ストレス嘔吐彼女と嘔吐フェチ彼氏
洗面所で水を出しながら、込み上げてきた酸っぱい液体を吐き出す。
胃のある場所が冷たくて気持ち悪い。
内臓そのものが冷えているような感覚で、部屋着の薄手のTシャツを握り締める。
胃痙攣でも起こしてるような気になるけれど、ただのストレスから来る胃痛と嘔吐だ。
げぇげぇ、と吐き続ければ楽になる。
酸っぱい液体と水が混ざりあって、ぐるぐると渦を描いて排水溝へと吸い込まれていくのを、涙で視界を滲ませたまま眺めた。
あぁ、くそ、あのクソ上司。
いつもいつも無理難題を押し付けてきて、上から目線でパワハラを仕掛けて来る。
今時男尊女卑なんて流行らないっつーの、と心の中で何度吐き捨てただろうか。
同僚は心配してくれるが、心配するくらいなら止めてくれ、変わってくれ。
そんなこと言ってみたとしても、結局自分が大事なのは知ってるから無理だろうけれど。
先輩達も憐れみの目を向けてくるが、そんな同情要らないからこっち見んな、と言いたい。
「まーた吐いてんの」
水音と心臓の音で足音に気付かなかった。
背後から聞こえた声と一緒に肩を掴まれて、掴んでいた洗面台から引き剥がされる。
涙で滲む視界の中に映ったのは、同居人で彼氏の男で、黒縁眼鏡越しに私を見ていた。
何となく恍惚とした、蜂蜜みたいにとろりとした目を向けられて、冷や汗が項を伝う。
ひくり、喉が、胃が、引き攣って悲鳴を上げる。
汚い音を立てて溢れ出た液体を見て、おぉ、と感嘆の声を上げるのが私の彼氏なのか。
少し選択肢を間違えたような気もするが、そのままフローリングの上に座り込み、流れ出るそれに咽る。
あぁ、くそ、シンドい。
下を向いたせいで落ちてくる雫が鬱陶しいのに、目の前の男はそんな私の心中を知ってか知らずか、無理やり顎を掴んで視線を合わせてくる。
何だよお前、胃液の味しかしない口から滑り出た言葉は、酷く掠れていて自分の声とは思えなかった。
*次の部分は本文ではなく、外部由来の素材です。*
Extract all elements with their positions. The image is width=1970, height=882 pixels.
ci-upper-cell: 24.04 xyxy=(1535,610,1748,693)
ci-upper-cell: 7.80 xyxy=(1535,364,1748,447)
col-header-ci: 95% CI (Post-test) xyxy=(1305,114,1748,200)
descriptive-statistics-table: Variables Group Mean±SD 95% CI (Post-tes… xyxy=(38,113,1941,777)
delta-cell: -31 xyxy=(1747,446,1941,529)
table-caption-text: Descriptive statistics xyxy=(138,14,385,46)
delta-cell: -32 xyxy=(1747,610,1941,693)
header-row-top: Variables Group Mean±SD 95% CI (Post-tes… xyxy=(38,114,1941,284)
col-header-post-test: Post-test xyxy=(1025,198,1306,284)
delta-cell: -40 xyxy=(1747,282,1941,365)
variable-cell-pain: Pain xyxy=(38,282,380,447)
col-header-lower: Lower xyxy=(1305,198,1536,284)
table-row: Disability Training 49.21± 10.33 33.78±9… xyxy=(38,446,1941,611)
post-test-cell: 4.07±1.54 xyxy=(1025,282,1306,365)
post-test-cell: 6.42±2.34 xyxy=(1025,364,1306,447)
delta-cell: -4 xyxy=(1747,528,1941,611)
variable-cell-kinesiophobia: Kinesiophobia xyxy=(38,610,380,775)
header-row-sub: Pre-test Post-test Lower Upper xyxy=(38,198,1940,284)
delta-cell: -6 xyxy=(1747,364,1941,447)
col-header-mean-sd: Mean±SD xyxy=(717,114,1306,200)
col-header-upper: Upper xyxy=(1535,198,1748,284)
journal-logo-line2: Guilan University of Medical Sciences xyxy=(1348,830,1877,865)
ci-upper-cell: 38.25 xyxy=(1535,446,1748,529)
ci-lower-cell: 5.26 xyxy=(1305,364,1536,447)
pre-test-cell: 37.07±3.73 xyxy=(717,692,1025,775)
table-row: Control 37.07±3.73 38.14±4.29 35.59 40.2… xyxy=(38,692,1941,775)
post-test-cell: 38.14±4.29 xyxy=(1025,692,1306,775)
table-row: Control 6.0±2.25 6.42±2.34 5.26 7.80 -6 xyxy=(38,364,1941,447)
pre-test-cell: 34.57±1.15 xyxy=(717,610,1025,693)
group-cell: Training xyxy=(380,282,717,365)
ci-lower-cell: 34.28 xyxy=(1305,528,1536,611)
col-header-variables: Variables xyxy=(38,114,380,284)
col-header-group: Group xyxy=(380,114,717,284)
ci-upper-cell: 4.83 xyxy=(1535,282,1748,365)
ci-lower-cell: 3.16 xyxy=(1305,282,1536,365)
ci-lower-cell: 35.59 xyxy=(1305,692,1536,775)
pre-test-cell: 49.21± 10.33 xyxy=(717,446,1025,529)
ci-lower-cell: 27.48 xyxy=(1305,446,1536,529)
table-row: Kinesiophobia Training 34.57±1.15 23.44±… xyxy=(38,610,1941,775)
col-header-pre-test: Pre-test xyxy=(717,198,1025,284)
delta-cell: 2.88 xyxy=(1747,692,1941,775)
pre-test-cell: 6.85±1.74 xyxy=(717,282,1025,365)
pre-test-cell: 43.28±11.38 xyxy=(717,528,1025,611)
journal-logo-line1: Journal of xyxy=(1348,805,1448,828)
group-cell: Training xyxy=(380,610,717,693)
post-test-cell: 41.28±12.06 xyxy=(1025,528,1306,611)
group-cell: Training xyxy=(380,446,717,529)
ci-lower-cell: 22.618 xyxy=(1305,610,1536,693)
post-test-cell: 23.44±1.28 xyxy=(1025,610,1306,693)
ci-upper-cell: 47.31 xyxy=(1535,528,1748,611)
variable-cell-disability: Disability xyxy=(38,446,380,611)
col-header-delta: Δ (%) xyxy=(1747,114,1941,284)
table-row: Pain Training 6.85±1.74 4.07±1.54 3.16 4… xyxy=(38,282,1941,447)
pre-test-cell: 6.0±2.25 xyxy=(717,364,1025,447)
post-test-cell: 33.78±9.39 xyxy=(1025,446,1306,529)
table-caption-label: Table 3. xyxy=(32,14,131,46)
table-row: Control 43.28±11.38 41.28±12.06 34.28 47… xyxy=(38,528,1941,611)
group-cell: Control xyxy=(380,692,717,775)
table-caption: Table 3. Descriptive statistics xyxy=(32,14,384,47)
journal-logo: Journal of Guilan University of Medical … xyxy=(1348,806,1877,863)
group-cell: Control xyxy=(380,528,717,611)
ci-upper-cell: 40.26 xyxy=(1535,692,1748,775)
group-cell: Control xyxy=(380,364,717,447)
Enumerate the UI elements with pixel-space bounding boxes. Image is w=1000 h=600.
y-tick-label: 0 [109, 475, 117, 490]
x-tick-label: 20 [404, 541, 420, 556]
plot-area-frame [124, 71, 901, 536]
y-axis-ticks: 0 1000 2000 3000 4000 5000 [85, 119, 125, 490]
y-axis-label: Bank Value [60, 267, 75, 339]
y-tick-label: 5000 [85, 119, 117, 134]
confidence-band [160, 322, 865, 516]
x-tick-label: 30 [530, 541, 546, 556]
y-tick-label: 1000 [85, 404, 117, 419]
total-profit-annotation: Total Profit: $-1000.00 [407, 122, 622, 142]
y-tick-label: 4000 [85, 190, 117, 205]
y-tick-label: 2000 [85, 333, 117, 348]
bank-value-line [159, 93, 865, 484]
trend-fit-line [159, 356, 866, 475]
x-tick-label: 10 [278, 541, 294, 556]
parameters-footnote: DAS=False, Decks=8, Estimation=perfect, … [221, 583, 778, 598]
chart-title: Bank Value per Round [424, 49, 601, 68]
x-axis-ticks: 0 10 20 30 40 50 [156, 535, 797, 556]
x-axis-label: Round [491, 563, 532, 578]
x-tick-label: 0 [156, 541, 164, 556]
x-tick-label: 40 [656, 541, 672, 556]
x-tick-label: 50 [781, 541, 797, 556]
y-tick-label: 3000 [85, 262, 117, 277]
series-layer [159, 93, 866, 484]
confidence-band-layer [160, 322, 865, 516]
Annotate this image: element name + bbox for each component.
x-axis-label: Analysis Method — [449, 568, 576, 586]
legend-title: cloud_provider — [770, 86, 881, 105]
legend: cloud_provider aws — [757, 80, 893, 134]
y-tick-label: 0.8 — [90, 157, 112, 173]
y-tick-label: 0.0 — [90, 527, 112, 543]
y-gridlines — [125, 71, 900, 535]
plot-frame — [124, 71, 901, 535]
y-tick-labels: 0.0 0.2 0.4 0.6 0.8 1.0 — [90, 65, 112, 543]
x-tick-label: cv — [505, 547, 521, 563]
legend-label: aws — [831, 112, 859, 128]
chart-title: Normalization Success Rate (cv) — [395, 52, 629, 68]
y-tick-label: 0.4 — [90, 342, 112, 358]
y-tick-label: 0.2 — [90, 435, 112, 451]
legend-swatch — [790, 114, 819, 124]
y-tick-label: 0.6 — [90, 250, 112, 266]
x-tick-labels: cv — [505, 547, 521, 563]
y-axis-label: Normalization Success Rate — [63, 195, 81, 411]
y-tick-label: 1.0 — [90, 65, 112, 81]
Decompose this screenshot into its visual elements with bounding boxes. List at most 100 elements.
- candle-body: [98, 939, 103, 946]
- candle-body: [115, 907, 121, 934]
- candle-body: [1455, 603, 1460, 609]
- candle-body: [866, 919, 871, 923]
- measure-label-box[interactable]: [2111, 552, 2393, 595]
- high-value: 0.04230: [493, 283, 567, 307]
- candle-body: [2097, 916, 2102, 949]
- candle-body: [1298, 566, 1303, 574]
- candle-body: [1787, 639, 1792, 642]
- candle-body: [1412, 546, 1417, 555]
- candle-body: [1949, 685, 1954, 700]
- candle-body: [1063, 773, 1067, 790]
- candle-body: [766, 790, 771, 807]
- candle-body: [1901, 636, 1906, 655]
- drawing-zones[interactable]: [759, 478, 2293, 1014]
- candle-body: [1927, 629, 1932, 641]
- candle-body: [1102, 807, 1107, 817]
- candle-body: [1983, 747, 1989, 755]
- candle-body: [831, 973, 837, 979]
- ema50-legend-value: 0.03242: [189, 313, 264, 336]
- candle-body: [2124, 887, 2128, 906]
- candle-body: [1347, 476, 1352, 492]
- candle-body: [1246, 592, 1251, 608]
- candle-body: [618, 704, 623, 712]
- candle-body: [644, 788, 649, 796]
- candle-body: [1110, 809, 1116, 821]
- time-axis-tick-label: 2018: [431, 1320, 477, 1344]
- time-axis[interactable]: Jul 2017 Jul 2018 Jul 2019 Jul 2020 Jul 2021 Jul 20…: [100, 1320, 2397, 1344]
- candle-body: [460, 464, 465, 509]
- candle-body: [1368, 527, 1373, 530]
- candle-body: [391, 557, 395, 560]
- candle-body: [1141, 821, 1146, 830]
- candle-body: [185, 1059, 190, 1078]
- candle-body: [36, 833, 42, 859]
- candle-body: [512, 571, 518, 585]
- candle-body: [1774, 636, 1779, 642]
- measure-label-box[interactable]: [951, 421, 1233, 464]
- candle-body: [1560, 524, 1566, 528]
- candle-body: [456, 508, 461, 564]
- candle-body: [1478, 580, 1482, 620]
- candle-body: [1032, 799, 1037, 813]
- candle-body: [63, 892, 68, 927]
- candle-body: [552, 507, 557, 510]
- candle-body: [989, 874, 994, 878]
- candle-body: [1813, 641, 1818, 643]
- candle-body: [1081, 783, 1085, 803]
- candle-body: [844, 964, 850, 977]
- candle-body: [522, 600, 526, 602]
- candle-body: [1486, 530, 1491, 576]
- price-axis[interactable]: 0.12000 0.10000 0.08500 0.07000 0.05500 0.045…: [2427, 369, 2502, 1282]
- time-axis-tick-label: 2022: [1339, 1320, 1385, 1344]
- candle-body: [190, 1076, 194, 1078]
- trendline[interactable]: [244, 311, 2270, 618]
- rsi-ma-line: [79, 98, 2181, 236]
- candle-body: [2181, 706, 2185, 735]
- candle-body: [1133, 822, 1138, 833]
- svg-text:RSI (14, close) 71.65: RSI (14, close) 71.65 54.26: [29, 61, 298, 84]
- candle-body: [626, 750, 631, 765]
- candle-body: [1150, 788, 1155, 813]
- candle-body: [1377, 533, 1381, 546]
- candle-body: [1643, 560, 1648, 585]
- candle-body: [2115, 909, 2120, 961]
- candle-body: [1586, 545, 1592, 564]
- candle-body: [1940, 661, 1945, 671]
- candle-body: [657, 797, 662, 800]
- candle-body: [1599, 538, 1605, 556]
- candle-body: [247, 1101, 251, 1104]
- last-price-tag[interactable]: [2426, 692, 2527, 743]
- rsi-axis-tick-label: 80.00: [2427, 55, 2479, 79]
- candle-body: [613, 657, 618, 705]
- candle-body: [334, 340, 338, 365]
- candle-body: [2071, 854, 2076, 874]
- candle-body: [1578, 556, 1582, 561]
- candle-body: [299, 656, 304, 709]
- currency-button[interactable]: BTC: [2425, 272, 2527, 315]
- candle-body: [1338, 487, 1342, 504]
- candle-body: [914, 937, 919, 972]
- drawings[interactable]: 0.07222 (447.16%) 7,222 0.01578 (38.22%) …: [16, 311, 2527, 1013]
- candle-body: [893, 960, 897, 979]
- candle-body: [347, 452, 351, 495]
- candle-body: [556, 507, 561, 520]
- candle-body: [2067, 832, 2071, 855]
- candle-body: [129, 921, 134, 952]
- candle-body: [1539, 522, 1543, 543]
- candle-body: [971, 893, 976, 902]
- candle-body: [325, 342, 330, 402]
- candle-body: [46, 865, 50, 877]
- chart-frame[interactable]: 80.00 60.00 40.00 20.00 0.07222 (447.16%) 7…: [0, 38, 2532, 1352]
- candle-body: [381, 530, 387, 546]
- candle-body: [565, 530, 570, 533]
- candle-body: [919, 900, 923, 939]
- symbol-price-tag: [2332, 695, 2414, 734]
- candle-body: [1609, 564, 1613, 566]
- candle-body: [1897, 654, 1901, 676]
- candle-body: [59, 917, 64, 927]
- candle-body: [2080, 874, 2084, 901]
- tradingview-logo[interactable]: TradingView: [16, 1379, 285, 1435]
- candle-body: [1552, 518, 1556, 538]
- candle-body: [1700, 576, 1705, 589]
顔を顰める私を見て、嬉しそうに笑う彼氏はもう常軌を逸している。
変態、嘔吐フェチ、異常性癖、そんな言葉が浮かんでは消えていく。
「あーあ、喉焼けてる」
顎を掴んだまま、逆の手で私の口に指を突っ込み、舌を押さえつけて喉を覗く彼氏。
マジか、お前、空いた口が塞がらないとはこのことだ。
物理的にも表現的にも。
「もう辞めちゃえば?」
あぁ、でも、そしたら吐かなくなる?なんて嫌味ったらしい笑顔で言うのが私の彼氏か。
酸っぱい唾液が口の端から流れて、顎を伝って落ちていくのを見ながら、くそ、と呟く。
それが目の前の彼氏に向けられたものなのか、クソ上司に向けられたものなのかは、私自身分からない。
ついでに翌日、彼氏の言葉通り辞表を提出してやった時に、胃のある場所が温かく感じた。